30+ m.p.h. winds howled through the night and continued this morning. Feeling relieved that I wasn’t in the Shetlands undergoing 100 m.p.h. gusts, I walked to Hordle Cliff beach and back.
Swaying pine branches were reflected in pools in Downton Lane.
I was held up descending the steps to the shingle, and helped back up, by the wind tearing across The Solent. The roar of the traffic on the coast road merged with that of the wind and the waves.
On my way through Shorefield, I noticed one of two women holding a well wrapped up new baby standing in a chalet doorway. I congratulated her, and was then alerted to a man in a bath behind the fencing to the decking, when he said: ‘It’s warmer than it looks’. He had just been for a run. We had a jolly conversation, in which I told him that these days I walk.
This afternoon I scanned a few more black and white negatives from 1982, beginning with the last two from the visit to The Dumb Flea featured in ‘Crunchy Cottage Pie’. Matthew, brilliant with young children, had organised a race around the garden with Susie, Tim, and Sam, identification numbers firmly fixed to their T-shirts.
The next batch were from a trip to the Vachettes’ chateau at Fontaine in France. Jessica and her siblings had enjoyed teenage exchange visits with this family who more or less adopted their guests. Maurice was a relative who lived in one of the accompanying buildings. He was tireless in playing with a gleeful Sam throughout our stay.
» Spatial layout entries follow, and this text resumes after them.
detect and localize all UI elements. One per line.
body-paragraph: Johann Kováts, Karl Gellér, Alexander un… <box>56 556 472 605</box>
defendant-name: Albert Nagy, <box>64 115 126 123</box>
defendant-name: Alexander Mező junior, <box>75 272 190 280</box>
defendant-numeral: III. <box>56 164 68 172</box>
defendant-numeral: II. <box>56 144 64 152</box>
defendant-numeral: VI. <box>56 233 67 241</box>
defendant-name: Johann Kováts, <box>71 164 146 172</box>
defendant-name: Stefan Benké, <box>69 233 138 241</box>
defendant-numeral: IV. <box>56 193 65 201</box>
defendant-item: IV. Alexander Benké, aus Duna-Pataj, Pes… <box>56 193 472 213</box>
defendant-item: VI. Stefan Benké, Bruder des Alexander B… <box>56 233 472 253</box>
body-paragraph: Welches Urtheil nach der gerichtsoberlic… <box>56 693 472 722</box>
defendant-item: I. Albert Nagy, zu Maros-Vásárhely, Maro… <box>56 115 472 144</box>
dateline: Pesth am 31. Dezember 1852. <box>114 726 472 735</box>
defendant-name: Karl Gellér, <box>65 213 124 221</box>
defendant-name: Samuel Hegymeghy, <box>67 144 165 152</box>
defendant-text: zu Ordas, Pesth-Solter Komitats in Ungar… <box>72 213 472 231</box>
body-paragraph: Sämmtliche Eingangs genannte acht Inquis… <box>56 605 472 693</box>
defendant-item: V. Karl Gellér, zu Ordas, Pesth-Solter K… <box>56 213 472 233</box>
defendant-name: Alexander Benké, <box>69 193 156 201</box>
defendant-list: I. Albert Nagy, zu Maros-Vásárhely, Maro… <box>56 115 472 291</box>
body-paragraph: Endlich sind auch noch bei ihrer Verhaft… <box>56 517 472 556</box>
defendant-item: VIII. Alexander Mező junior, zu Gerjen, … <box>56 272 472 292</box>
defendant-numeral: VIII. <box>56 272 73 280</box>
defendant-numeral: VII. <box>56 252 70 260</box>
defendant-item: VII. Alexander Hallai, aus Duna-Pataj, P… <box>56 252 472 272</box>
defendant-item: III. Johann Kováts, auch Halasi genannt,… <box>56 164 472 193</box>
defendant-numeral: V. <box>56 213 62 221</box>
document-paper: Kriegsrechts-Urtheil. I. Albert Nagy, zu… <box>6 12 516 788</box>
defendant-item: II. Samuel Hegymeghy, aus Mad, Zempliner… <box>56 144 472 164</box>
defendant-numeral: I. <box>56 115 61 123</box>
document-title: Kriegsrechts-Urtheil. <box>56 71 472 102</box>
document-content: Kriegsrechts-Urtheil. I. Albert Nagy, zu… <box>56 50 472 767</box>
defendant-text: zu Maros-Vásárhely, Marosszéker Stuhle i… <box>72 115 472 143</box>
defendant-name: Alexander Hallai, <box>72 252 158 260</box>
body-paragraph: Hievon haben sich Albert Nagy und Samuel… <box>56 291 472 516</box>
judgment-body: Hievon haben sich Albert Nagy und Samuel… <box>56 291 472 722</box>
It was possibly on this particular trip that I had triumphed in a game of Scrabble with Jessica and M. Vachette.
Later today, I printed an A3+ copy of Flo’s eighteenth birthday picture for Jackie. Whilst living in Sutherland Place I attended a life drawing group in Bayswater Road. Although I didn’t think I had produced anything worth exhibiting, I was prevailed upon to submit one of my pieces. This did, admittedly contain some half decent elements, but the whole thing didn’t really hang together. Nevertheless, the organisers hung it. Seeking a frame for Flo’s portrait, it wasn’t difficult to conceal the lissome dancer behind our own long-limbed Pre-Raphelite beauty.
Our meal this evening consisted of fish, chips, mushy peas, and pickled onions. Jackie drank Hoegaarden and I began a bottle of Chatau de Pena Cotes du Roussillon Villages 2012. This was not a suitable choice of wine for this particular repast, so I imbibed no more than a small glass.